Gli parlai della mia manifattura di arazzi e tappeti e gli dissi che mi avrebbe fatto piacere avere nella mia collezione di arte tessile un arazzo disegnato da lui. Mi rispose che in quel periodo dipingeva e disegnava male, ma che ci avrebbe pensato e mi avrebbe dato una risposta l’indomani.
Il giorno dopo andarono nel suo studio e Kokoschka mostrò a Palmisano due litografie della serie I ragazzi sognatori che aveva prodotto nel 1908: La ragazza Li ed Io e La barca a vela.
Mi disse: “La prima raffigura il Paradiso Terrestre, la seconda raffigura l’Emigrazione. Se tu riesci a ricreare negli arazzi l’atmosfera poetica che c’è in queste opere sei bravo”.
I soggetti prescelti da Kokoschka erano alcuni disegni del periodo della Secessione, già concepiti per l’arte applicata fra il 1906 e il 1908, appunto Das Mädchen Li und ich e Das Segelschiff, tratti dalla serie di litografie create per illustrare una fiaba composta dallo stesso artista, Die träumenden Knaben.
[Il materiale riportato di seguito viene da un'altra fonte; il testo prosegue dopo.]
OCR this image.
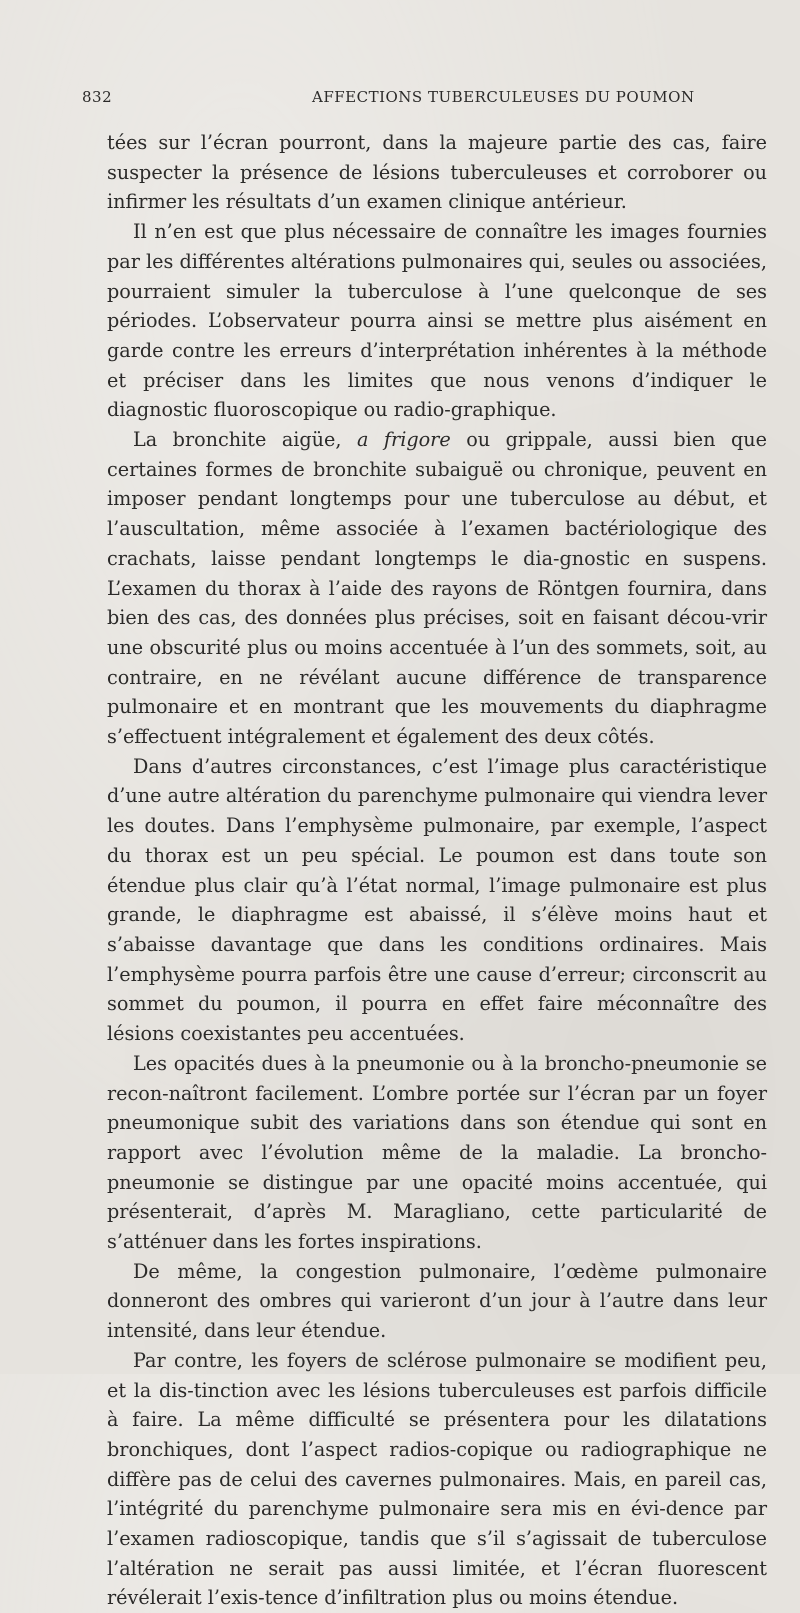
832	AFFECTIONS TUBERCULEUSES DU POUMON

tées sur l’écran pourront, dans la majeure partie des cas, faire suspecter la présence de lésions tuberculeuses et corroborer ou infirmer les résultats d’un examen clinique antérieur.

Il n’en est que plus nécessaire de connaître les images fournies par les différentes altérations pulmonaires qui, seules ou associées, pourraient simuler la tuberculose à l’une quelconque de ses périodes. L’observateur pourra ainsi se mettre plus aisément en garde contre les erreurs d’interprétation inhérentes à la méthode et préciser dans les limites que nous venons d’indiquer le diagnostic fluoroscopique ou radio-graphique.

La bronchite aigüe, a frigore ou grippale, aussi bien que certaines formes de bronchite subaiguë ou chronique, peuvent en imposer pendant longtemps pour une tuberculose au début, et l’auscultation, même associée à l’examen bactériologique des crachats, laisse pendant longtemps le dia-gnostic en suspens. L’examen du thorax à l’aide des rayons de Röntgen fournira, dans bien des cas, des données plus précises, soit en faisant décou-vrir une obscurité plus ou moins accentuée à l’un des sommets, soit, au contraire, en ne révélant aucune différence de transparence pulmonaire et en montrant que les mouvements du diaphragme s’effectuent intégralement et également des deux côtés.

Dans d’autres circonstances, c’est l’image plus caractéristique d’une autre altération du parenchyme pulmonaire qui viendra lever les doutes. Dans l’emphysème pulmonaire, par exemple, l’aspect du thorax est un peu spécial. Le poumon est dans toute son étendue plus clair qu’à l’état normal, l’image pulmonaire est plus grande, le diaphragme est abaissé, il s’élève moins haut et s’abaisse davantage que dans les conditions ordinaires. Mais l’emphysème pourra parfois être une cause d’erreur; circonscrit au sommet du poumon, il pourra en effet faire méconnaître des lésions coexistantes peu accentuées.

Les opacités dues à la pneumonie ou à la broncho-pneumonie se recon-naîtront facilement. L’ombre portée sur l’écran par un foyer pneumonique subit des variations dans son étendue qui sont en rapport avec l’évolution même de la maladie. La broncho-pneumonie se distingue par une opacité moins accentuée, qui présenterait, d’après M. Maragliano, cette particularité de s’atténuer dans les fortes inspirations.

De même, la congestion pulmonaire, l’œdème pulmonaire donneront des ombres qui varieront d’un jour à l’autre dans leur intensité, dans leur étendue.

Par contre, les foyers de sclérose pulmonaire se modifient peu, et la dis-tinction avec les lésions tuberculeuses est parfois difficile à faire. La même difficulté se présentera pour les dilatations bronchiques, dont l’aspect radios-copique ou radiographique ne diffère pas de celui des cavernes pulmonaires. Mais, en pareil cas, l’intégrité du parenchyme pulmonaire sera mis en évi-dence par l’examen radioscopique, tandis que s’il s’agissait de tuberculose l’altération ne serait pas aussi limitée, et l’écran fluorescent révélerait l’exis-tence d’infiltration plus ou moins étendue.
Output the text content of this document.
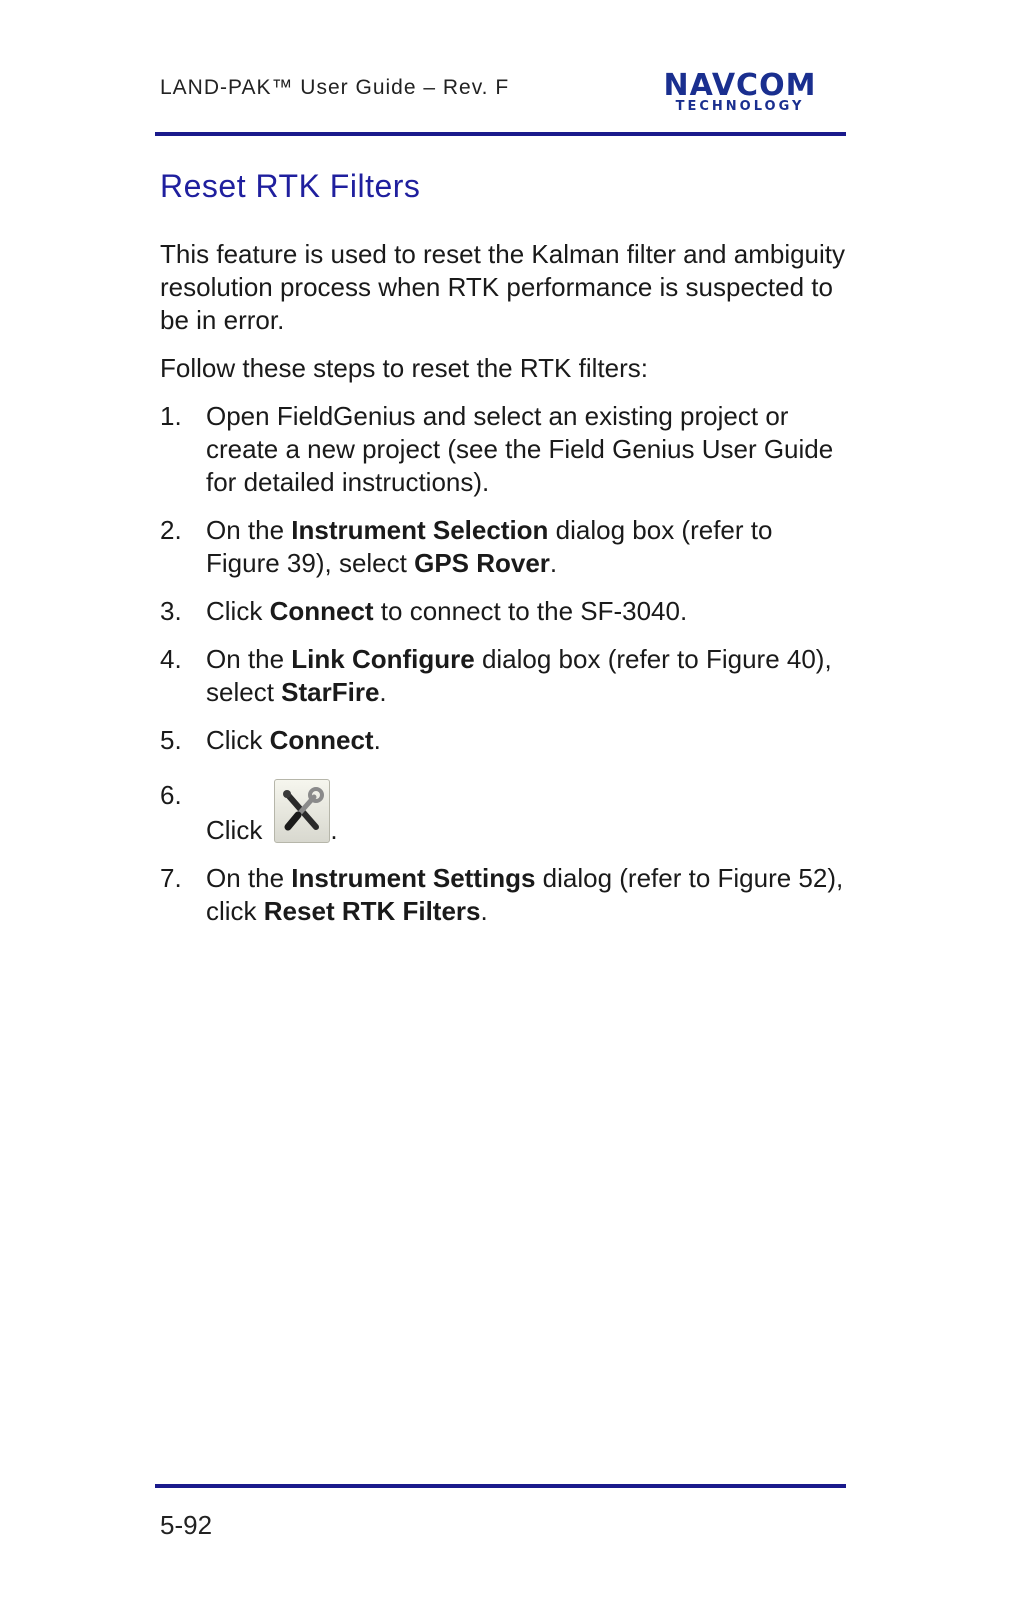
LAND-PAK™ User Guide – Rev. F	NAVCOM
TECHNOLOGY
Reset RTK Filters

This feature is used to reset the Kalman filter and ambiguity resolution process when RTK performance is suspected to be in error.

Follow these steps to reset the RTK filters:

1. Open FieldGenius and select an existing project or create a new project (see the Field Genius User Guide for detailed instructions).
2. On the Instrument Selection dialog box (refer to Figure 39), select GPS Rover.
3. Click Connect to connect to the SF-3040.
4. On the Link Configure dialog box (refer to Figure 40), select StarFire.
5. Click Connect.
6.
Click	.
7. On the Instrument Settings dialog (refer to Figure 52), click Reset RTK Filters.
5-92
Gli arazzi furono realizzati nel 1970, a partire dai cartoni appositamente disegnati dall’artista, a grandezza naturale.
Volle vedere l’ingrandimento, i colori, i fili di lana e di seta. Scelse, scartò, attese. Quando gli portai il prototipo rimase scioccato.
La visita durò due giorni e i due ebbero modo di dialogare a lungo.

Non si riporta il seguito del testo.